I have Apple hardware but it sucks for anything AI, buying it for that purpose is just extremely dumb, just like buying Macs for engineering CADs or things of the sort.

If you are buying Macs and it's not for media production related reasons you are doing something wrong.

stego-tech · on March 7, 2025

> Apple defenders have some special sauce reasoning that makes no sense to anyone but them. Are you a boomer?

I continue to be in awe of the lengths some people will go just to fling insults and shake out some salt. We're, what, ten layers deep? With all the context above, the best you have to contribute to the discussion are baseless accusations and ageist insults?

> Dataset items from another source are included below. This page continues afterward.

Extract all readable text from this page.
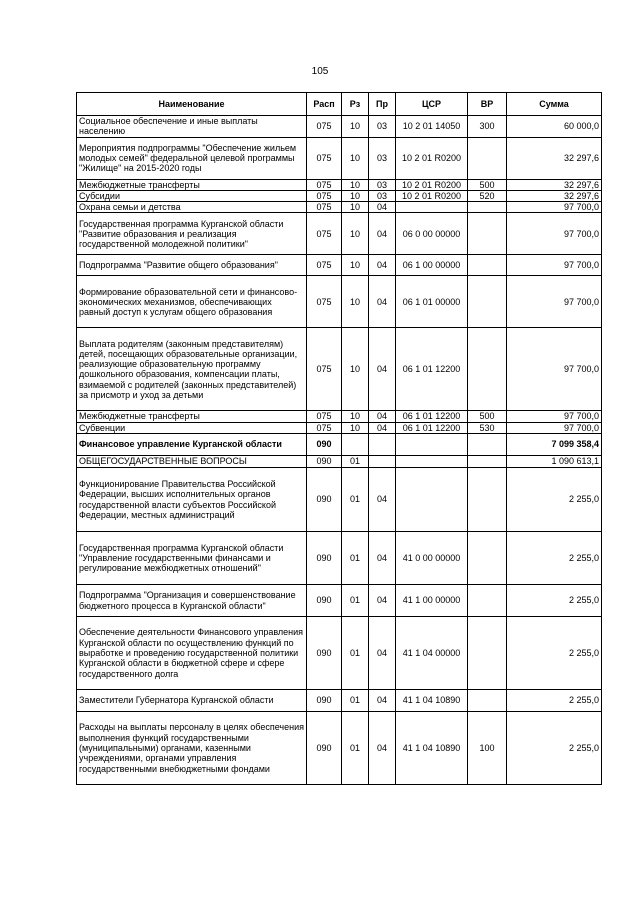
105
Наименование	Расп	Рз	Пр	ЦСР	ВР	Сумма
Социальное обеспечение и иные выплаты населению	075	10	03	10 2 01 14050	300	60 000,0
Мероприятия подпрограммы "Обеспечение жильем молодых семей" федеральной целевой программы "Жилище" на 2015-2020 годы	075	10	03	10 2 01 R0200		32 297,6
Межбюджетные трансферты	075	10	03	10 2 01 R0200	500	32 297,6
Субсидии	075	10	03	10 2 01 R0200	520	32 297,6
Охрана семьи и детства	075	10	04			97 700,0
Государственная программа Курганской области "Развитие образования и реализация государственной молодежной политики"	075	10	04	06 0 00 00000		97 700,0
Подпрограмма "Развитие общего образования"	075	10	04	06 1 00 00000		97 700,0
Формирование образовательной сети и финансово-экономических механизмов, обеспечивающих равный доступ к услугам общего образования	075	10	04	06 1 01 00000		97 700,0
Выплата родителям (законным представителям) детей, посещающих образовательные организации, реализующие образовательную программу дошкольного образования, компенсации платы, взимаемой с родителей (законных представителей) за присмотр и уход за детьми	075	10	04	06 1 01 12200		97 700,0
Межбюджетные трансферты	075	10	04	06 1 01 12200	500	97 700,0
Субвенции	075	10	04	06 1 01 12200	530	97 700,0
Финансовое управление Курганской области	090					7 099 358,4
ОБЩЕГОСУДАРСТВЕННЫЕ ВОПРОСЫ	090	01				1 090 613,1
Функционирование Правительства Российской Федерации, высших исполнительных органов государственной власти субъектов Российской Федерации, местных администраций	090	01	04			2 255,0
Государственная программа Курганской области "Управление государственными финансами и регулирование межбюджетных отношений"	090	01	04	41 0 00 00000		2 255,0
Подпрограмма "Организация и совершенствование бюджетного процесса в Курганской области"	090	01	04	41 1 00 00000		2 255,0
Обеспечение деятельности Финансового управления Курганской области по осуществлению функций по выработке и проведению государственной политики Курганской области в бюджетной сфере и сфере государственного долга	090	01	04	41 1 04 00000		2 255,0
Заместители Губернатора Курганской области	090	01	04	41 1 04 10890		2 255,0
Расходы на выплаты персоналу в целях обеспечения выполнения функций государственными (муниципальными) органами, казенными учреждениями, органами управления государственными внебюджетными фондами	090	01	04	41 1 04 10890	100	2 255,0
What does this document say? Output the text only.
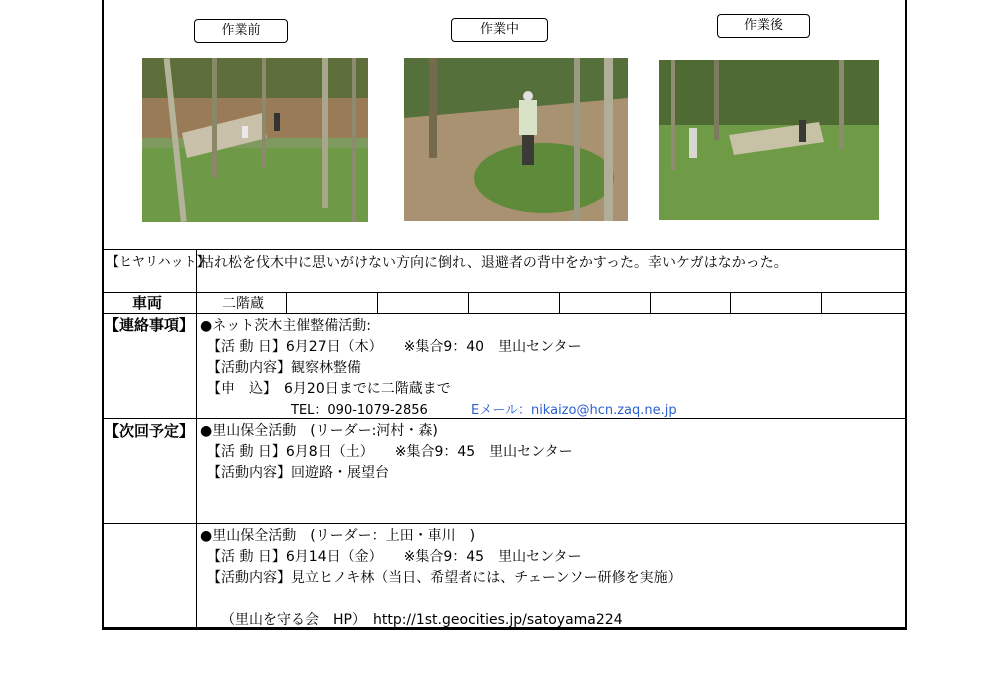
作業前	作業中	作業後
【ヒヤリハット】
枯れ松を伐木中に思いがけない方向に倒れ、退避者の背中をかすった。幸いケガはなかった。
車両	二階蔵
【連絡事項】 ●ネット茨木主催整備活動:
【活 動 日】6月27日（木）　　※集合9：40　里山センター
【活動内容】観察林整備
【申　込】　6月20日までに二階蔵まで
TEL：090-1079-2856	Eメール：nikaizo@hcn.zaq.ne.jp
【次回予定】 ●里山保全活動　(リーダー:河村・森)
【活 動 日】6月8日（土）　　※集合9：45　里山センター
【活動内容】回遊路・展望台
●里山保全活動　(リーダー：上田・車川　)
【活 動 日】6月14日（金）　　※集合9：45　里山センター
【活動内容】見立ヒノキ林（当日、希望者には、チェーンソー研修を実施）
（里山を守る会　HP）　http://1st.geocities.jp/satoyama224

Your finite time would have been better spent on literally anything else, than actively seeking out a comment just to throw subjective, unsubstantiated shade around. C'mon, be better.

seec · on March 10, 2025

Makes no mistake, it's not an insult. I'm saying that precisely because I have been there.

Apple is the master at creating desire and building narrative in their customers' mind about the many things their devices would allow them to do. It's very aspirational and in practice most of the Macs get used for things that could have been done with a much cheaper option.

It may not be obvious to you but it's somewhat funny seeing you rationalise all kinds of dreams of what this machine could potentially be when in practice the people who would really be working on the kind of stuff you are talking about don't even consider them viable for many good reasons.

It's not that those machines cannot potentially do it, it's just that they don't really fit the goal very well.

A lot like people buying Cybertruck to "haul" stuff when they are a lot more option that are just plain better and make a lot more economic/practical sense.

It's OK to desire the thing and be excited about it but it really doesn't serve anyone to rationalise it so hard, you are lying to yourself as much as everyone else, it's not healthy.

If that was not clear, people working on AI stuff professionally really don't have to deal with a Mac Studio, they have access to better stuff. If you want to get one personally to experiment/toy around it's ok but it's not going to be this amazing thing for AI.

kiratp · on March 5, 2025

10K doesn’t get you 512 GB of VRAM in Nvidia land.

sgt101 · on March 6, 2025

indeed, it does not.

I am thinking that 7 A100's would be the lowest price for that, and that would be $80k with good discounts.

rbanffy · on March 5, 2025

Had the M3 GPU been much wider, it would be constrained by the memory bandwidth. It might still have an advantage over Nvidia competitors in that it has 512GB accessible to it and will need to push less memory across socket boundaries.

It all depends on the workload you want to run.